Negli ultimi anni diversi studi hanno intrecciato le scienze politiche alla psicologia, nel tentativo di capire perché scegliamo di schierarci dall’una o dall’altra parte politica e perché, in accordo o disaccordo con le nostre idee di base, finiamo per dare il nostro voto a qualcuno. Alcuni studiosi si sono concentrati sui fattori caratteriali degli elettori, altri sulle emozioni legate al comportamento politico, in particolare quella del disgusto.
Il disgusto è considerato dagli psicologi un’emozione “di base”, semplice e universale e che ha effetti molto chiari a livello di azione: genera evitamento. Pensiamo di trovarci davanti a un piatto pieno di un cibo che ci disgusta, perfino nell’odore; qualsiasi sia il nostro carattere respingeremo il piatto, o ci alzeremo e ce ne andremo.
Gli studiosi hanno confermato che una maggiore propensione al disgusto è legata a idee politiche conservatrici. Questa emozione, infatti, si collega a una inconscia visione del mondo come minaccia. Chi prova disgusto più facilmente prova, con altrettanta frequenza, un senso di timore nei confronti della realtà e dei suoi cambiamenti e tende a prediligere un sistema politico statico, protettivo, improntato al controllo.
Gli psicologi pensano che le idee politiche conservatrici siano utilizzate dalle persone come un modo per gestire, dentro di loro, la percezione della minaccia. Questo perché, come dicevamo, chi è conservatore vede il mondo come più disgustoso e pericoloso rispetto a chi è progressista.
Il disgusto, in politica, si connette fortemente alle questioni legate all’identità e all’integrità di essa; le minacce più comuni a tale integrità si identificano negli stranieri, nelle persone non etero o non binarie, nei medicinali o nei vaccini, nelle droghe, nella possibilità di abortire. Chi è “allenato” a provare disgusto e di conseguenza è conservatore espliciterà tale tendenza con un atteggiamento nazionalista, anti-immigrazione, anti-senzatetto, eteronormativo, ecc.
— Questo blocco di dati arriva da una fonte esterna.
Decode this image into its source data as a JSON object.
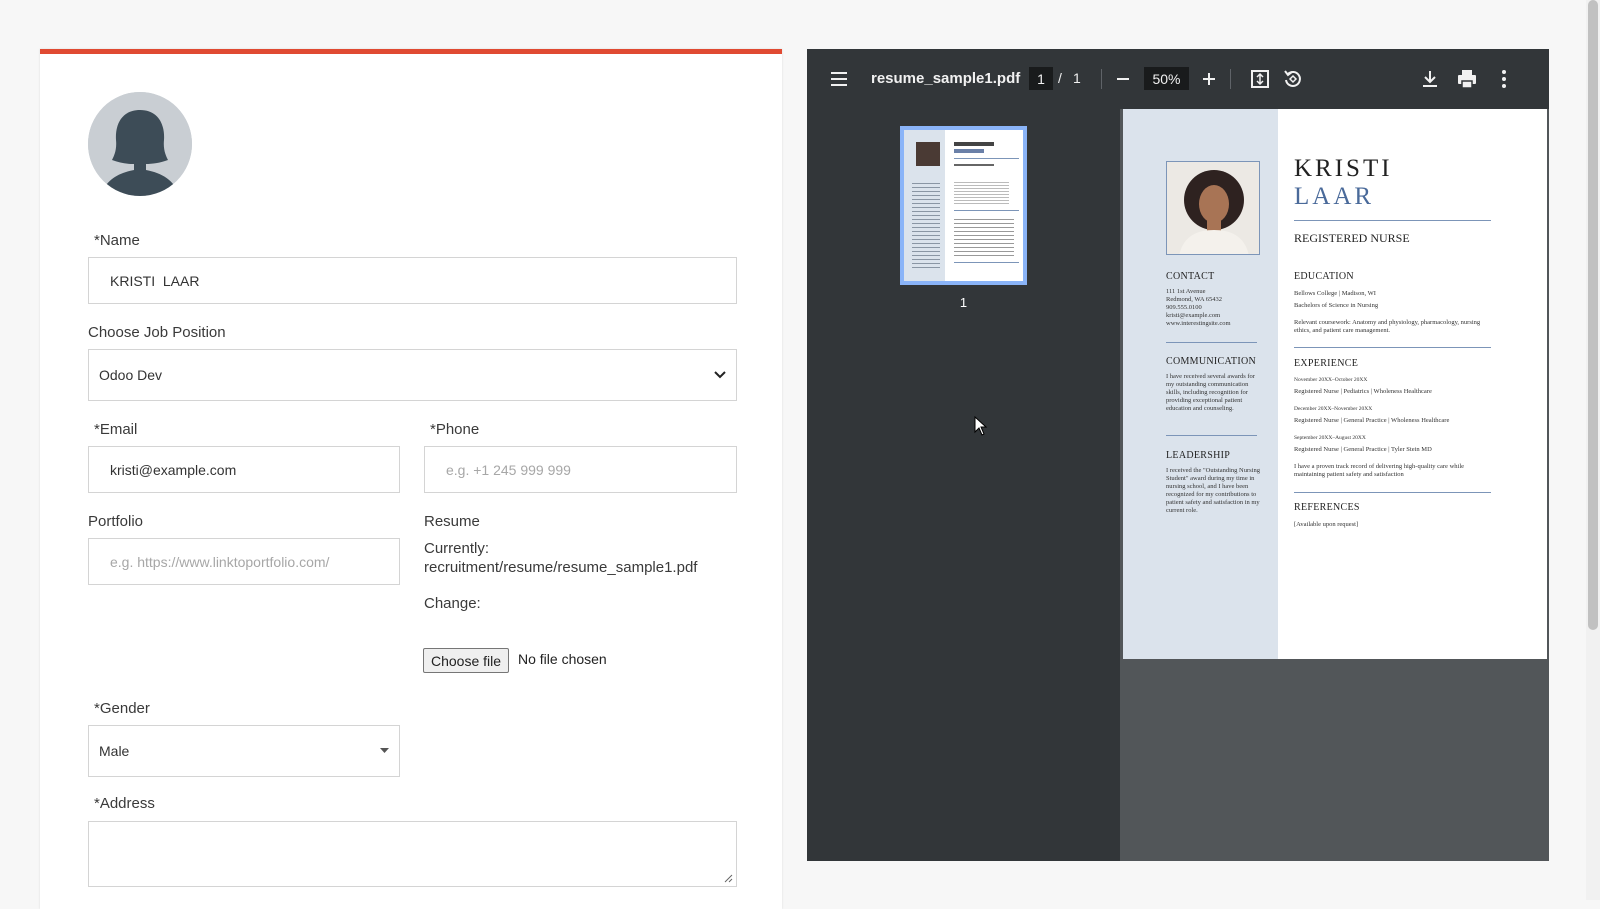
{
  "form": {
    "name_label": "*Name",
    "name_value": "KRISTI  LAAR",
    "job_label": "Choose Job Position",
    "job_value": "Odoo Dev",
    "email_label": "*Email",
    "email_value": "kristi@example.com",
    "phone_label": "*Phone",
    "phone_placeholder": "e.g. +1 245 999 999",
    "portfolio_label": "Portfolio",
    "portfolio_placeholder": "e.g. https://www.linktoportfolio.com/",
    "resume_label": "Resume",
    "currently_label": "Currently:",
    "current_file": "recruitment/resume/resume_sample1.pdf",
    "change_label": "Change:",
    "choose_file_label": "Choose file",
    "no_file_text": "No file chosen",
    "gender_label": "*Gender",
    "gender_value": "Male",
    "address_label": "*Address",
    "accent_color": "#e04a32"
  },
  "viewer": {
    "file_name": "resume_sample1.pdf",
    "current_page": "1",
    "page_sep": "/",
    "total_pages": "1",
    "zoom": "50%",
    "thumb_page_num": "1",
    "icons": [
      "menu-icon",
      "zoom-out-icon",
      "zoom-in-icon",
      "fit-page-icon",
      "rotate-icon",
      "download-icon",
      "print-icon",
      "more-icon"
    ]
  },
  "resume": {
    "first_name": "KRISTI",
    "last_name": "LAAR",
    "title": "REGISTERED NURSE",
    "contact_heading": "CONTACT",
    "contact_lines": [
      "111 1st Avenue",
      "Redmond, WA 65432",
      "909.555.0100",
      "kristi@example.com",
      "www.interestingsite.com"
    ],
    "communication_heading": "COMMUNICATION",
    "communication_text": "I have received several awards for my outstanding communication skills, including recognition for providing exceptional patient education and counseling.",
    "leadership_heading": "LEADERSHIP",
    "leadership_text": "I received the \"Outstanding Nursing Student\" award during my time in nursing school, and I have been recognized for my contributions to patient safety and satisfaction in my current role.",
    "education_heading": "EDUCATION",
    "education_school": "Bellows College | Madison, WI",
    "education_degree": "Bachelors of Science in Nursing",
    "education_coursework": "Relevant coursework: Anatomy and physiology, pharmacology, nursing ethics, and patient care management.",
    "experience_heading": "EXPERIENCE",
    "jobs": [
      {
        "dates": "November 20XX–October 20XX",
        "role": "Registered Nurse | Pediatrics | Wholeness Healthcare"
      },
      {
        "dates": "December 20XX–November 20XX",
        "role": "Registered Nurse | General Practice | Wholeness Healthcare"
      },
      {
        "dates": "September 20XX–August 20XX",
        "role": "Registered Nurse | General Practice | Tyler Stein MD"
      }
    ],
    "experience_summary": "I have a proven track record of delivering high-quality care while maintaining patient safety and satisfaction",
    "references_heading": "REFERENCES",
    "references_text": "[Available upon request]"
  }
}
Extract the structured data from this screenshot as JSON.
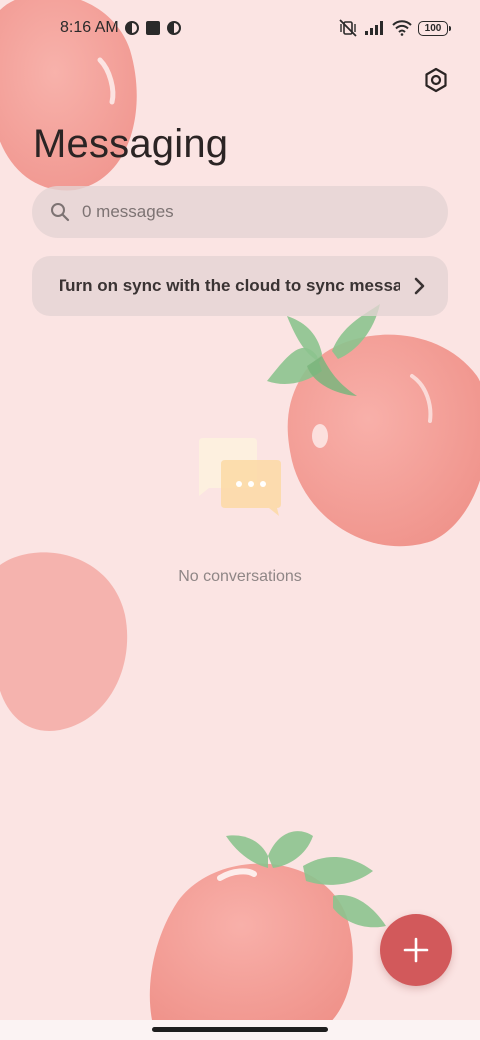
{
  "status_bar": {
    "time": "8:16 AM",
    "battery": "100",
    "icons": [
      "circle-half-icon",
      "square-app-icon",
      "circle-half-icon",
      "vibrate-off-icon",
      "signal-icon",
      "wifi-icon",
      "battery-icon"
    ]
  },
  "header": {
    "title": "Messaging",
    "settings_icon": "settings-hexagon-icon"
  },
  "search": {
    "placeholder": "0 messages",
    "value": ""
  },
  "sync_banner": {
    "text": "Turn on sync with the cloud to sync messages"
  },
  "empty_state": {
    "icon": "chat-bubbles-icon",
    "text": "No conversations"
  },
  "fab": {
    "icon": "plus-icon",
    "color": "#d2595b"
  },
  "theme": {
    "background": "#fbe4e3",
    "accent": "#d2595b",
    "wallpaper": "strawberries"
  }
}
C’è un altro modo in cui la politica occidentale è mediata dal disgusto e cioè attraverso la persuasione, la pubblicità. La comunicazione politica infatti utilizza da millenni toni e temi in grado di suscitare disgusto, un’emozione in grado di plasmare facilmente l’opinione pubblica e mettendola nelle condizioni di rifiutare le proposte degli avversari. Ci sono casi in cui l’intento di suscitare disgusto si rivela però un boomerang. Nelle elezioni politiche canadesi del ’93, un candidato puntò la propria campagna elettorale sulla denigrazione dell’avversario, che aveva un volto deforme. Calcò talmente tanto la mano su questo tasto che l’opinione pubblica, anziché provare disgusto per l’avversario “brutto”, provò disgusto proprio per l’accusatore, percepito come immorale e offensivo.
Chiariamo che questi studi, principalmente quelli che collegano il disgusto alle idee conservatrici, sono stati condotti con rigore scientifico e non mirano assolutamente a dare giudizi morali sulla destra o sulla sinistra. Gli atteggiamenti conservatori sono tradizionalmente tipici della destra, ma non sono un’esclusiva di questa parte politica e non sono comunque definibili in assoluto come buoni o cattivi. Quello che è interessante è valutare come le idee conservatrici siano maggiormente legate, rispetto a quelle liberal, a una percezione della realtà come “disgustosa”.